A partir de 2005, cette latitude fut encore élargie : l'ABC
fut autorisée à établir des contacts avec les lignages monastiques de Taiwan, ainsi qu'avec les organisations bouddhistes
internationales.
*
On ne peut échapper au sentiment que
notre espèce se trouve à une croisée des chemins, non seulement du
point de vue économique mais aussi de celui des "mythes
eschatologiques" qui furent ses moteurs au cours des deux
derniers millénaires. L'énergie libérée par le monothéisme à
partir de la christianisation de l'Empire romain et du surgissement
de l'islam au Moyen-Orient - énergie qui fut un facteur majeur dans
l'intégration progressive des différentes régions du monde,
processus bien plus ancien que ce qu'on appelle de nos jours
"mondialisation" ou "globalisation" qui n'en sont
que la précipitation contemporaine - ne va-elle pas affronter, parallèlement à l'économie, un reflux qui pourrait redéfinir le statut des
religions et groupes identitaires qui s'en réclament. Autrement dit,
le "centre" se déplaçant vers deux régions globales où
règne encore, depuis "la nuit des temps", une myriade
d'entités animistes, ainsi que le pluralisme des sectes et religions
polythéistes et agnostiques (hindouisme, confucianisme, bouddhisme)

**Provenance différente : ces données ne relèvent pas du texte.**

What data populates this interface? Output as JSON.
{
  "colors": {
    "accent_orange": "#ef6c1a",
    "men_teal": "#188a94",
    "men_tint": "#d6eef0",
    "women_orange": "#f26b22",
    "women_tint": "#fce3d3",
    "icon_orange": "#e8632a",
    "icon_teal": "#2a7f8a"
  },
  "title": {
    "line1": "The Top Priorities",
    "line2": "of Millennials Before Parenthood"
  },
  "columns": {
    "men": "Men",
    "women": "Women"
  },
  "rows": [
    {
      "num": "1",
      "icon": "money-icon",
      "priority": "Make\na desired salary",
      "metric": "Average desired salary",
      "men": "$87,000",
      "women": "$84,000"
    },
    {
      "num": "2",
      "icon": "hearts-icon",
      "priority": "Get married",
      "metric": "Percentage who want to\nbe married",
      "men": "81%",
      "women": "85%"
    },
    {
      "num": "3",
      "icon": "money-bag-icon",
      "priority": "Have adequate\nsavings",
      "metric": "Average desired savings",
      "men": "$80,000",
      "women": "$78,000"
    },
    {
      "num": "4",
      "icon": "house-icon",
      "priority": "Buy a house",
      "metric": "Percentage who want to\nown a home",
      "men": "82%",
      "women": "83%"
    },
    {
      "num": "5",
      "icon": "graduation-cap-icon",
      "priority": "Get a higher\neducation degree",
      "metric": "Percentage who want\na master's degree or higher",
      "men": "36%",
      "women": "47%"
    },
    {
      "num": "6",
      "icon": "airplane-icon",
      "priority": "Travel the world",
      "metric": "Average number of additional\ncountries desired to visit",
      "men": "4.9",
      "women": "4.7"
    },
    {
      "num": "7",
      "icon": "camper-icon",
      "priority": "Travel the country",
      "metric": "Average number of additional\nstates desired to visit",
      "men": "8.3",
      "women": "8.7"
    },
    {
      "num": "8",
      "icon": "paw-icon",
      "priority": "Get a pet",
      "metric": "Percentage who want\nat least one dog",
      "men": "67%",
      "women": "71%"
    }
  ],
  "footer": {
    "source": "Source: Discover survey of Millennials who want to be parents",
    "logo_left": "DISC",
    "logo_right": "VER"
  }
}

mais aussi la multitude des identités et pratiques animistes, dont
la mieux articulée reste sans doute le taoïsme - qui connaît une
remarquable renaissance en Chine et en Asie de l'Est - . qu'elles
soient endogamiques comme en Inde, ou étrangères à toute
endogamie, comme en Chine. Dans un monde redevenu multipolaire, où l'Occident doit déjà accepter de devenir un des acteurs parmi
d'autres d'une modernité re-définie, les religions monothéistes ne
vont-elles devoir accepter d'être des religions – des sectes ? -
comme les autres, parmi les autres.
Une telle évolution contredirait
évidemment les projections du Pew Research Center supposant
que si les 52 % de Chinois "sans religion" se
convertissaient à l'une ou l'autre forme de christianisme – ce qui
peut sembler un autre exemple de ce "wishful thinking " (qui nous fait prendre nos désirs pour des réalités, voire des "vessies pour des lanternes") souvent caractéristique de la pensée politique américaine – cela
porterait à "734 millions le nombre de chrétiens en Chine d'ici
2050":
And if everyone who is currently unaffiliated in China were to convert to Christianity by 2050, China’s population would be 56.2% Christian (734 million Christians), raising the Christian share of the world’s population to 38.5% and lowering the unaffiliated share of the global population to 6.1%. Though that scenario may be unlikely, it offers a rough sense of how much difference religious switching in China maximally could have by 2050. Extremely rapid growth of Christianity in China could maintain or, conceivably, even increase Christianity’s current numerical advantage as the world’s largest religion, and it could significantly accelerate the projected decline by 2050 in the share of the global population that is religiously unaffiliated4.
1 http://www.lefigaro.fr/conjoncture/2014/12/08/20002-20141208ARTFIG00199-la-chine-devient-la-premiere-puissance-economique-mondiale.php?a1=DOL-157729&a3=77-3486617&a4=DOL-157729-77-3486617
2 The
Future of World Religions, Pew Research Center, April 2, 2015.
3 Buddhist
Association of China : BAC
4 The
Future of World Religions: Population Growth Projections,
2010-2050, Pew Research Center, April 2, 2015, pp. 55-57.